J’attends le médecin qui ne vient pas, mon cher adoré, et cependant l’état de mon pauvre enfant empire de minute en minute. Sa toux a pris une expression effrayante, et quand les crises lui prennent, il semble qu’elle agonise tant elle souffre et tant elle est épuisée. Cette nuit a été pareille aux autres mais je prévois que je ne me coucherai pas du tout pour peu que sa diarrhée augmente encore. Je tâche de t’obéir, mon doux bien-aimé, en cachant les affreuses tortures auxquelles je suis en proie à cette chère bien-aimée. Dans ce moment je lui souris et Dieu sait ce que ce sourire cache de larmes et d’angoisses. Je pense à toi, je t’espère, je t’attends. Je t’aime pour soutenir mon courage jusqu’au bout. À quelque moment de ma vie que ce soit, en quelque circonstance que ton doux souvenir m’arrive, je le bénis comme une joie ou comme un bienfait. Si je ne t’avais pas je ne pourrais pas vivre, je le sens plus que je ne peux l’exprimer. Tu es plus que ma vie, tu es mon âme. Je trouve que ce médecin tarde bien à venir.

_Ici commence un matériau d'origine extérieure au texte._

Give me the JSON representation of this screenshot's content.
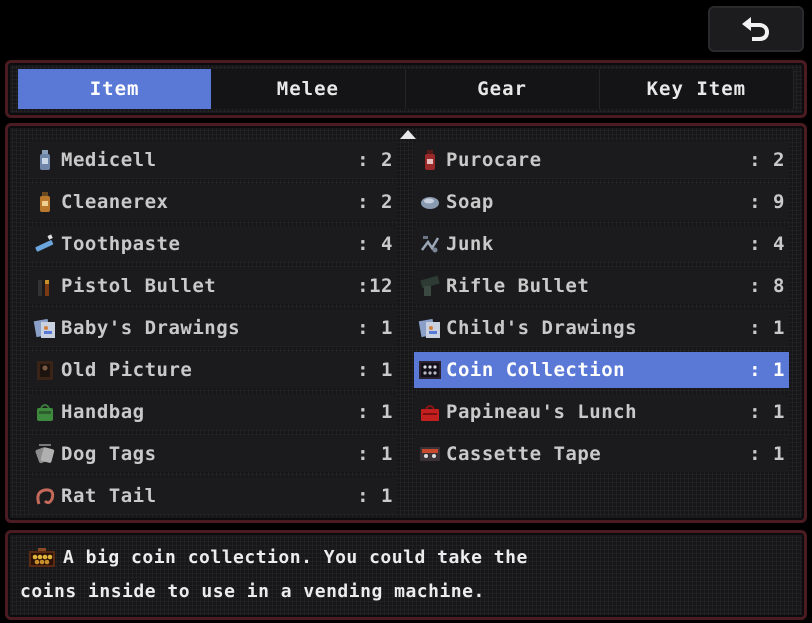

Il me semble que s’il la voyait il essaierait de la soulager, n’importe par quel moyen. Quant à moi, je suis pleine de trouble et de regret de l’avoir fait venir. Il y a des moments où je suis tentée de faire revenir l’autre médecin, ne fût-ce que pour avoir la faculté de le consulter chaque fois que l’état de cette pauvre enfant empire. Je ne sais plus ce que je dis à force de penser à ma pauvre fille. J’ai beau faire tous mes efforts pour faire diversion à cette douloureuse préoccupation, rien ne parvient à m’en distraire, pas même mon amour. Je t’aime plus que je ne t’ai jamais aimé et je suis triste et désespérée dans l’âme. Et comment ne le serais-je pas, mon Dieu, en voyant mon enfant dans l’état où elle est ? Encore si ce médecin venait, s’il essayait de la soulager, mais il ne vient pas, et ce qu’il essaie me paraît, non seulement impuissant, mais dérisoire. Comment ai-je pu avoir la pensée de m’adresser à ce jongleur aventurier [1] quand il s’agissait de la vie de ma pauvre fille ? Vraiment j’étais folle. Si j’osais, si je savais que faire pour sauver cette malheureuse enfant, je le ferais à l’instant, coûte que coûte. Mais sentir que je ne peux rien, c’est le comble du désespoir. Pardon, mon Victor, je ne suis pas raisonnable, je le sens, mais je suis si malheureuse vraiment qu’il m’est impossible de ne pas me plaindre [2].

Juliette

BnF, Mss, NAF 16363, f. 173-174
Transcription de Marion Andrieux assistée de Florence Naugrette

Notes

[1Désespérée, Juliette a fait appel au médecin homéopathe de James Pradier, Doroszco.

[2Claire meurt ce jour-là. Apparemment, Juliette Drouet n’a pas écrit de lettre à Victor Hugo le lendemain.